There has been much half-backed thinking on the question of rich men not paying taxes in the depression, but one would not expect the foremost philosopher of America to fall into it. Men who took losses on the stock-market through the depreciation of their securities were allowed to write off those losses against any income they may have received from other sources. Not to have followed the law in this case would have been plainly and simply and merely donating funds to the government. Rich men as a class undoubtedly did give to charities which were supporting the government against the depression. It is just conceivable that they thought they could spend their money for the good of the country better than the government could do.

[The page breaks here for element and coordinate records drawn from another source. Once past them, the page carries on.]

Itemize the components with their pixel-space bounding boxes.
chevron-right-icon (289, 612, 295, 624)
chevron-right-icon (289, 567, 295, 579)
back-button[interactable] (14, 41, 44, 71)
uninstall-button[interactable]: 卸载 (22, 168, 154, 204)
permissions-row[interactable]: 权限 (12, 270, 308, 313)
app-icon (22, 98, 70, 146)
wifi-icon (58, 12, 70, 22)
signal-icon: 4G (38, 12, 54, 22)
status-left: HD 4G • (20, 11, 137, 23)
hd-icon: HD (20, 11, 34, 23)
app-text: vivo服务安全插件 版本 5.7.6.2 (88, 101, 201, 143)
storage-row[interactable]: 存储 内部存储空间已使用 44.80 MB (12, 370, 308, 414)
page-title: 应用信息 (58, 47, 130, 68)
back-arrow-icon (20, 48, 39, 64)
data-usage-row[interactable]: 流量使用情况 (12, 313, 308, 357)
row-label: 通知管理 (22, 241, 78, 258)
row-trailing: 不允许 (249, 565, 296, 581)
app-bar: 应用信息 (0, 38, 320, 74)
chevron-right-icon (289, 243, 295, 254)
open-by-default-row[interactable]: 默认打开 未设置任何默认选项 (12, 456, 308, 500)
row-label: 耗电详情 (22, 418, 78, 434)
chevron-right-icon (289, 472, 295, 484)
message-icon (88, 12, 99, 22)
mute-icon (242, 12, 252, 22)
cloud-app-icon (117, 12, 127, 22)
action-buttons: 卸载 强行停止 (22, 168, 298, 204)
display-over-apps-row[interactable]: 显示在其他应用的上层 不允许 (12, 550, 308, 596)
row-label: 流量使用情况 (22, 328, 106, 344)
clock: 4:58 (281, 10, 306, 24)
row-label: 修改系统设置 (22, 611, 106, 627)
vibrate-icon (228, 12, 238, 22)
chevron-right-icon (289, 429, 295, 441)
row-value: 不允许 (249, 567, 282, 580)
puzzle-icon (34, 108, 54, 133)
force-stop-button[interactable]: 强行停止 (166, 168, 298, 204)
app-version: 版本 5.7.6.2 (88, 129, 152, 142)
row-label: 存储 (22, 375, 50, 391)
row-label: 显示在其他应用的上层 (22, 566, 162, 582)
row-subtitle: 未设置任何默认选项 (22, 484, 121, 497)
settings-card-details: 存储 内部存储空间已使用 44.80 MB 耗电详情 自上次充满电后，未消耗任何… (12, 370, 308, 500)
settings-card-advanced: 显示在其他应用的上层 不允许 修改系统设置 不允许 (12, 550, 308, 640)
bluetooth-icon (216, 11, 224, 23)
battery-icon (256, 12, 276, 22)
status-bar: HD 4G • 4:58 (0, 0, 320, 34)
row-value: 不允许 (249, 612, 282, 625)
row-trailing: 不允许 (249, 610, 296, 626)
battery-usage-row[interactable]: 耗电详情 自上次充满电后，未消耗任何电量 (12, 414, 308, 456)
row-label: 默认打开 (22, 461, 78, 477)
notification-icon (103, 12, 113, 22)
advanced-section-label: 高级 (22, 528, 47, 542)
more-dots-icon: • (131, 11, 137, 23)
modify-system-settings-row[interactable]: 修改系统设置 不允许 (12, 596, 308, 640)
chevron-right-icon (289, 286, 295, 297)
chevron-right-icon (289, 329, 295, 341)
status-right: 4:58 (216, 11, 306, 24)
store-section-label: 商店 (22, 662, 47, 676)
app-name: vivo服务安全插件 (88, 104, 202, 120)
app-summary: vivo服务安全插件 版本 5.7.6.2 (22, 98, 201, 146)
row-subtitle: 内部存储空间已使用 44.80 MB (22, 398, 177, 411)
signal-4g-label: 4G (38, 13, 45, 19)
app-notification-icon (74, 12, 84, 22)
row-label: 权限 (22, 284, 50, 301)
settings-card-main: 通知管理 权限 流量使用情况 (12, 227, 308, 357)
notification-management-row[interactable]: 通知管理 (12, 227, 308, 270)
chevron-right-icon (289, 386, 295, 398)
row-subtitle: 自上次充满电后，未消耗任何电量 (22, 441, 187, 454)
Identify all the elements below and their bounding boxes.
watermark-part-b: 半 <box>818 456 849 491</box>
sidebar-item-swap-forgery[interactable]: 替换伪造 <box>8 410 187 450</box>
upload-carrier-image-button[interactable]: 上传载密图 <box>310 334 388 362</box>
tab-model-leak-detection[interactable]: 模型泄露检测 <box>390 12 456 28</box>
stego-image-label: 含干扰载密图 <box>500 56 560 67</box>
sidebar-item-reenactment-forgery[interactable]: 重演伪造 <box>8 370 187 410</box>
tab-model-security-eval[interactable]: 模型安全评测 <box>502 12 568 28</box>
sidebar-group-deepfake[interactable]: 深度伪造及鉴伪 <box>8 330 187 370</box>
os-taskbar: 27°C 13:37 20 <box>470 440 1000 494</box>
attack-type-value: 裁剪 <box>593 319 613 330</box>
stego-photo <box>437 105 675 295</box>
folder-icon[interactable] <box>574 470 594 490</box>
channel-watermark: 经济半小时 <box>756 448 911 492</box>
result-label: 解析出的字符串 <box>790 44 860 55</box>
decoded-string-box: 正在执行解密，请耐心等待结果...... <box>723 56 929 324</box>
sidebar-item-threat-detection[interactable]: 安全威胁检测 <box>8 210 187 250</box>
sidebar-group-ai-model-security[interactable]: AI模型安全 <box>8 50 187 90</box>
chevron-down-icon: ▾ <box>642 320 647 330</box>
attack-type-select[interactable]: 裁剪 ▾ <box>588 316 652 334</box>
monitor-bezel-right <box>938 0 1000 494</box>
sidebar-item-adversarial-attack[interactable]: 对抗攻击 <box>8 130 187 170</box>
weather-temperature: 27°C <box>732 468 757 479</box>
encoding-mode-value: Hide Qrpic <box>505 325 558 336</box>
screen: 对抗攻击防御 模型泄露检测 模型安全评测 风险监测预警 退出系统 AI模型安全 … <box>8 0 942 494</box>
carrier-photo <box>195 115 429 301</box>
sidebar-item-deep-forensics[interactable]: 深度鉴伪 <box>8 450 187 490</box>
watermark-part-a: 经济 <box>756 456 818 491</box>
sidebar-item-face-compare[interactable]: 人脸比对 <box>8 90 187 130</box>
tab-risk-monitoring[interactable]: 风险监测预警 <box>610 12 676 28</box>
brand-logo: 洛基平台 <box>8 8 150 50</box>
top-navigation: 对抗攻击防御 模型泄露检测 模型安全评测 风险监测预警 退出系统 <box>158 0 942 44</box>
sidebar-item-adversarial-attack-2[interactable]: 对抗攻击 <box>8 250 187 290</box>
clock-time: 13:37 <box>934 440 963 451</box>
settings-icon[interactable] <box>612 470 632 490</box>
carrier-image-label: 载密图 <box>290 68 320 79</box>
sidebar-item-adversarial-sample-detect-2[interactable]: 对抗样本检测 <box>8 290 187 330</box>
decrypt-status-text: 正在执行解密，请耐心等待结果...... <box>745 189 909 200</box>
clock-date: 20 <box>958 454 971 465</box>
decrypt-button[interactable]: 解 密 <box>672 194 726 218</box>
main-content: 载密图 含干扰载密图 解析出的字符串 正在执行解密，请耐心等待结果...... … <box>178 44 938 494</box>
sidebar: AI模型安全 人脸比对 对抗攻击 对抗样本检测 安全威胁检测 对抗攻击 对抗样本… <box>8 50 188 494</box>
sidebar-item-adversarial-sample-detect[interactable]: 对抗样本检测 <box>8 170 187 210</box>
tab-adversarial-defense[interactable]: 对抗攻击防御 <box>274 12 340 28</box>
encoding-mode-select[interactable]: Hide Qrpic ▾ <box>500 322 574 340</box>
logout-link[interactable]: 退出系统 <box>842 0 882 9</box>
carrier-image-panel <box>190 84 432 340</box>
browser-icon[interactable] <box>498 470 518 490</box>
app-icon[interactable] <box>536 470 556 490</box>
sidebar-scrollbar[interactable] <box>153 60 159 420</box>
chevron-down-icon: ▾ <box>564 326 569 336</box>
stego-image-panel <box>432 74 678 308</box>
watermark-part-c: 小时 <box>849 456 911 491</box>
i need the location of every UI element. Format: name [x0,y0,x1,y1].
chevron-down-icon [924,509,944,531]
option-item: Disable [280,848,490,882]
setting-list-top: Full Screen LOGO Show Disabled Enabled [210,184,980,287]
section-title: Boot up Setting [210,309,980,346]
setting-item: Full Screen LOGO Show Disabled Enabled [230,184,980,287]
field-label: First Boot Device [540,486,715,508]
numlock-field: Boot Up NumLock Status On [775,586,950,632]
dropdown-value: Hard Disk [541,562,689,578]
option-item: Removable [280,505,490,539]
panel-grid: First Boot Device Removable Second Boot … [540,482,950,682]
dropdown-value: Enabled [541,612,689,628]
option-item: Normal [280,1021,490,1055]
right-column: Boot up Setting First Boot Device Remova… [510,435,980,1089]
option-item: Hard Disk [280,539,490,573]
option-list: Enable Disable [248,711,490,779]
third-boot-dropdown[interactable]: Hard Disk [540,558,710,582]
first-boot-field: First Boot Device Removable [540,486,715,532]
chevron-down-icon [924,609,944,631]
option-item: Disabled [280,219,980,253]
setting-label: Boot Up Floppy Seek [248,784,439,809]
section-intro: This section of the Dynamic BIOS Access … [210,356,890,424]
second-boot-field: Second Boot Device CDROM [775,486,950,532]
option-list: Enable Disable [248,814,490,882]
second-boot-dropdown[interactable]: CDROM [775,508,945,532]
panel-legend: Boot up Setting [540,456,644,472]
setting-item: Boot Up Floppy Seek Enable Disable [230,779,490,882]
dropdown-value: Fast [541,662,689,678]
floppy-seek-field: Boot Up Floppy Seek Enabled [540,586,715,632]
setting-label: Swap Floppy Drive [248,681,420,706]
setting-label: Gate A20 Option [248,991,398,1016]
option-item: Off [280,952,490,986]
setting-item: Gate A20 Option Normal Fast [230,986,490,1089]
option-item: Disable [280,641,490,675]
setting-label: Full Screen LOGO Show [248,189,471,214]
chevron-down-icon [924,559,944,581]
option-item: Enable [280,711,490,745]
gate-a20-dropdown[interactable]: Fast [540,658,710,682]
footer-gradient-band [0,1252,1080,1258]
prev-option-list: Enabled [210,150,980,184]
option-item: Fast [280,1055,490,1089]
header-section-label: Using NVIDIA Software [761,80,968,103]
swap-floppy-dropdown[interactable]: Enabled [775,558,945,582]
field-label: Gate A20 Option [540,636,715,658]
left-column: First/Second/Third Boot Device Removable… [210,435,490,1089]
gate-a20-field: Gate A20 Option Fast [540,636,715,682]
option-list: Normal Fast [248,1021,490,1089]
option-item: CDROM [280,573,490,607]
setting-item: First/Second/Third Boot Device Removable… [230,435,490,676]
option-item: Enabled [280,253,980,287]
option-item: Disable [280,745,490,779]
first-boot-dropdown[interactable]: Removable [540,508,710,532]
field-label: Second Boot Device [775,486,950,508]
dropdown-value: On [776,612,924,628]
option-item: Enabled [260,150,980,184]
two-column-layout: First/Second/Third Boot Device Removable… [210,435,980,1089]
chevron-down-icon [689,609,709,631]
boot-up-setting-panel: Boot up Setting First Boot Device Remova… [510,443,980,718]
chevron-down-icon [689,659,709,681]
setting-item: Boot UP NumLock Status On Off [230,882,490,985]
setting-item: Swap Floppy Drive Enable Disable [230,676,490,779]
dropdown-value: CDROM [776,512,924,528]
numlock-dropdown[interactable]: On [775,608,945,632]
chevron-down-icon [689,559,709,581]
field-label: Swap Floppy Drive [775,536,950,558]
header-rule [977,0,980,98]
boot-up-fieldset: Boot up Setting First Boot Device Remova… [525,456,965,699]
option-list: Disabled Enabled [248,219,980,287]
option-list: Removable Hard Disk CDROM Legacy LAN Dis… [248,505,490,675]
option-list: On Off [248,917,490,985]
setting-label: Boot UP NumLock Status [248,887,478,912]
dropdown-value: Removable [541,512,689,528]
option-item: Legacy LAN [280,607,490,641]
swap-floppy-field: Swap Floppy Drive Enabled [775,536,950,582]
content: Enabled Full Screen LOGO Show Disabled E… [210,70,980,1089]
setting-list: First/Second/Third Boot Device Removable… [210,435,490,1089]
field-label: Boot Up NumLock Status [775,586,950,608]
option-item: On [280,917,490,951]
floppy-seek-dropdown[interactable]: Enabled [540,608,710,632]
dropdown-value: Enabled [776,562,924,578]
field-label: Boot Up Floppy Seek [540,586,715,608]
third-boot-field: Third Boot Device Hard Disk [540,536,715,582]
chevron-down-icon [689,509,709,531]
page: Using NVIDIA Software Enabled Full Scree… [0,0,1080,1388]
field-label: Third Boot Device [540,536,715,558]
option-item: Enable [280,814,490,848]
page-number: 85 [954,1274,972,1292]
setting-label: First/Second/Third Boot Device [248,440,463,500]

It is absurd to claim that rich men who are excused for one reason or another from a certain variety of taxes should pay them anyway, out of the goodness of their hearts, they will spend their money as they see most fit. Considering that the government is made up of politicians who are more interested in keeping people at work in the industrial system than in keeping up the educational facilities of the country, donations to the government would undoubtedly not have lessened the curtailment which Dr. Dewey has found. Obviously the fact that rich men did not pay income taxes had nothing to do with the question.
It is impossible that such a man as Dr. Dewey should not have understood so simple a fact. Perhaps the solution lies in his pragmatism. An idea is true if it works. This sort of cant with its innuendo against the rich certainly works in most audiences in the country. It is the stuff of demagoguery. For that reason Dr. Dewey can get away with a lot of loose thinking and still be consistent to his philosophy. But this very fact is what makes intelligent and stupid alike have less faith in the power of the human mind. If the greatest philosopher in the United States thinks sloppily, we can all join Dr. Townsend, who says of those who have spent their lives studying the economic system that they know "no more about it than you or I."